Study on Soda Consumption and Violence Revisits “Twinkie Defense”
A recent study has reportedly associated non-diet soft drink consumption among teenagers with an increased risk for violent tendencies, raising questions about the legitimacy of the so-called “Twinkie Defense” used in the 1979 trial of Dan White for the assassination of San Francisco Mayor George Moscone and Supervisor Harvey Milk.

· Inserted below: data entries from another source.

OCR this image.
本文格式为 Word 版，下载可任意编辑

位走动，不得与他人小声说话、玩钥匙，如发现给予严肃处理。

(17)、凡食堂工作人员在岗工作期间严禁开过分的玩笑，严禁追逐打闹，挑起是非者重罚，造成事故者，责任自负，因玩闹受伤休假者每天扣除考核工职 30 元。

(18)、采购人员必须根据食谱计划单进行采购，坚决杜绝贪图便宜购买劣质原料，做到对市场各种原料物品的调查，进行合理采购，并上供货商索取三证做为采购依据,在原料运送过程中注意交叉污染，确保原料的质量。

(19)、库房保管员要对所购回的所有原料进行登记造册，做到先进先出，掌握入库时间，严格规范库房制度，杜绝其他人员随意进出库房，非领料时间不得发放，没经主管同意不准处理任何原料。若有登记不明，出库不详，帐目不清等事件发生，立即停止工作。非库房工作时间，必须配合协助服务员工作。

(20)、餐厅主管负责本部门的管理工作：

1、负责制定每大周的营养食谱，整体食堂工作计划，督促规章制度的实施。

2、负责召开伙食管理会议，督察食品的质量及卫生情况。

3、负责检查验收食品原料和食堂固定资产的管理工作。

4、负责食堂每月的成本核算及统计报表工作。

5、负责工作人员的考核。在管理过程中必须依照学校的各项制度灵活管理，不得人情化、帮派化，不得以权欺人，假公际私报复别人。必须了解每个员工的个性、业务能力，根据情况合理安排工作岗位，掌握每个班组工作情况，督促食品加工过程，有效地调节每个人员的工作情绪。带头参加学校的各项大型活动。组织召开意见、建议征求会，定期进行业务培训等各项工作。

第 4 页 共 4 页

Sara Solnick and David Hemenway, “The ‘Twinkie Defense’: the relationship between carbonated non-diet soft drinks and violence perpetration among Boston high school students,” Injury Prevention, October 2011. A collaboration between Harvard School of Public Health Professor David Hemenway and University of Vermont Economics Professor Sara Solnick, the study relied on questionnaires completed by more than 1,800 Boston public high school students ages 14 to 18 years.
According to an October 28, 2011, Harvard Crimson article, the results
evidently showed that “teens who drank more soft drinks were between nine
and fifteen percent more likely to be violent” even after researchers accounted
for other factors, “including gender, age, ethnicity, body mass index, alcohol
use, tobacco use, and sleep.” As Hemenway explained, “The more soda the
students drank, the more likely the students were to perpetrate violence. It
was violence in all areas—against peers, against dates, against siblings—and
they were even more likely to carry guns.”
Although Hemenway and Solnick noted that there may be “a direct cause-and-effect relationship” between soft drink consumption and violence due to sugar and caffeine content, they were equally quick to theorize about other causes. “People who drink a lot of soda are missing out on other proper nutrition, and that may lead to aggression and violence,” Solnick said. “There are so many different factors that contribute to the problem, and we want to untangle all of them.”